Cecilio, por unción y respeto a su padre, consintió, pero el despecho brotaba en su semblante. El capataz —especulaba en su fuero interno—, se pensaba, el muy iluso, que comandaba una hueste competente y pertrechada, y no valoraba los poderes, inexistentes, de que disponía: ocho hombres sin armas, maniatados para contender, por el bien de esposas e hijos. Transigía, pero forzado y en desacuerdo. La tirantez, que presidiría en adelante las relaciones entre ambos, vendría en antagonismo.

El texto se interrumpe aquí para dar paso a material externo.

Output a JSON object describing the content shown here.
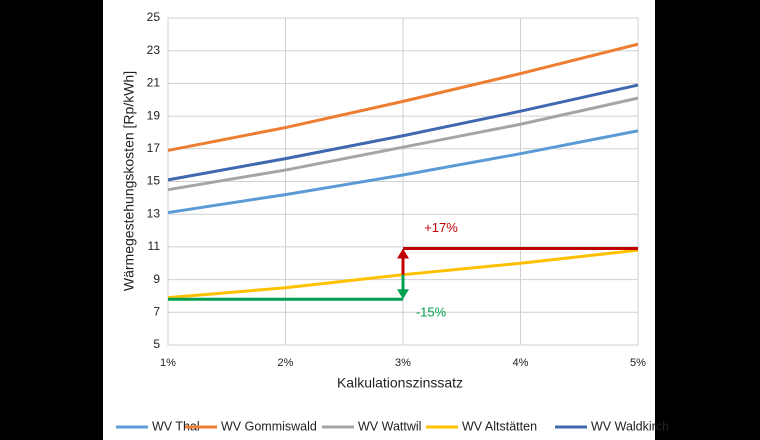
{
  "chart_data": {
    "type": "line",
    "x_label": "Kalkulationszinssatz",
    "y_label": "Wärmegestehungskosten [Rp/kWh]",
    "x": [
      1,
      2,
      3,
      4,
      5
    ],
    "series": [
      {
        "name": "WV Thal",
        "color": "#5b9bd5",
        "values": [
          13.1,
          14.2,
          15.4,
          16.7,
          18.1
        ]
      },
      {
        "name": "WV Gommiswald",
        "color": "#ed7d31",
        "values": [
          16.9,
          18.3,
          19.9,
          21.6,
          23.4
        ]
      },
      {
        "name": "WV Wattwil",
        "color": "#a5a5a5",
        "values": [
          14.5,
          15.7,
          17.1,
          18.5,
          20.1
        ]
      },
      {
        "name": "WV Altstätten",
        "color": "#ffc000",
        "values": [
          7.9,
          8.5,
          9.3,
          10.0,
          10.8
        ]
      },
      {
        "name": "WV Waldkirch",
        "color": "#4068b0",
        "values": [
          15.1,
          16.4,
          17.8,
          19.3,
          20.9
        ]
      }
    ],
    "annotations": [
      {
        "text": "+17%",
        "color": "#c00000",
        "y": 10.9,
        "x": [
          3,
          5
        ]
      },
      {
        "text": "-15%",
        "color": "#00a050",
        "y": 7.8,
        "x": [
          1,
          3
        ]
      }
    ],
    "xlim": [
      1,
      5
    ],
    "xticks": [
      {
        "value": 1,
        "label": "1%"
      },
      {
        "value": 2,
        "label": "2%"
      },
      {
        "value": 3,
        "label": "3%"
      },
      {
        "value": 4,
        "label": "4%"
      },
      {
        "value": 5,
        "label": "5%"
      }
    ],
    "ylim": [
      5,
      25
    ],
    "yticks": [
      5,
      7,
      9,
      11,
      13,
      15,
      17,
      19,
      21,
      23,
      25
    ],
    "grid": true,
    "legend": "bottom"
  }
}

—Pues… como iba diciendo —reanudó Francisco su discurso—: no valen medias tintas. No basta con acompañarnos, sino integraros por completo. Para ello, en primer lugar, es necesario jurar ante los presentes que esta fuga es sólo producto de vuestro amor y no de ninguna fechoría o delito pendiente con la justicia. En segundo, acatar las órdenes que os sean dadas por el capataz, ahora, y, en el futuro, los dictámenes del consejo de mayores, incluso si resolvemos entregaros a quienes os reclamen, y aun guardaréis discreción en todo lo que respecta a nosotros. Siendo así, también sois libres de marcharos cuando os convenga; pero, recordad, tendremos la palabra dada —recalcó, amenazador, y aguardó la contestación del cabrerillo.

—Señor, no queremos causar riñas ni desavenencias —repuso el pastor—, y, menos aún, atraeros nuevos problemas. Con los que tenéis, a mi entender, ya vais cumplidos. Somos gente cabal, señor. No hemos cometido más faltas que enamorarnos y no tener ni un real. Pobres y sin experiencia, pero honrados como los que más.